In 2010 New York state claimed 12.7% of millionaires in the United States; that number had dropped to 9% by 2023. This is estimated to have cost New York City and state a combined $11.7 billion dollars. The percentage of billionaires in California, Texas, and Florida all grew during that same period. According to the Tax Foundation, New York lost $62,000 adjusted gross income (AGI) per person from 2022-2023. After the 2020, census New York lost a congressional seat by just 89 people. Further, looking ahead to the 2030 census, New York is on track to lose three congressional seats. NYC services in particular have seen a decline in their use.

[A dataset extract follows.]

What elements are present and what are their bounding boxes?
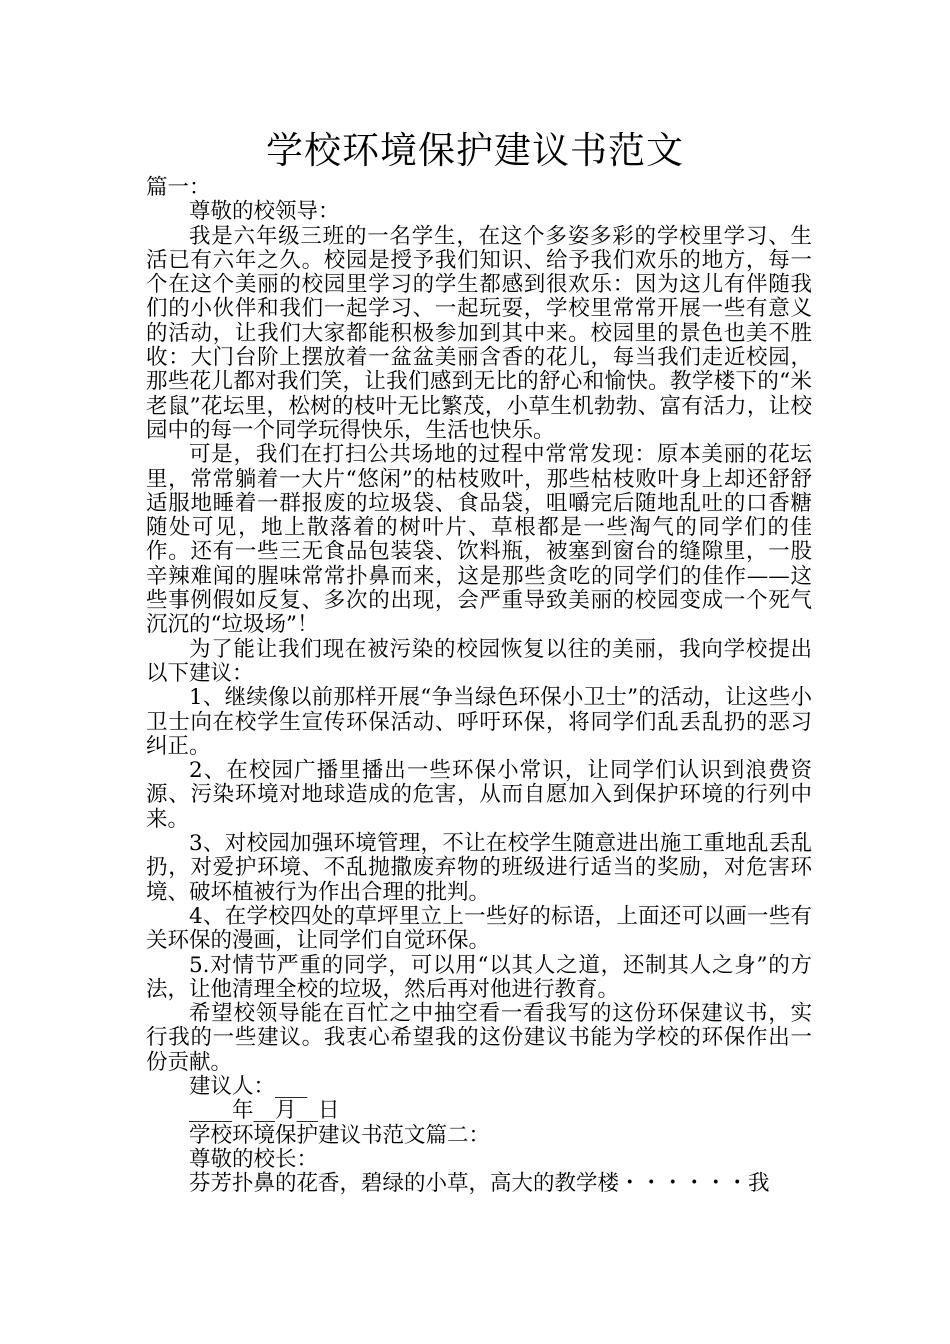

New York City public schools have lost 150,000 students since 2014. Due to high fixed costs as students leave the cost per pupil in New York continues to rise. 81% of school districts outside of New York City had fewer students in 2024 than they did in the 2018-2019 school year. Spending per pupil from state aid has roughly doubled since 2012 from $7,264 to $14,304. Overall, New York spends an average of $26,571 per child. New York, previously known for its economic dynamism and entrepreneurial spirit fell below the national average and an all-time low for new startups in 2021.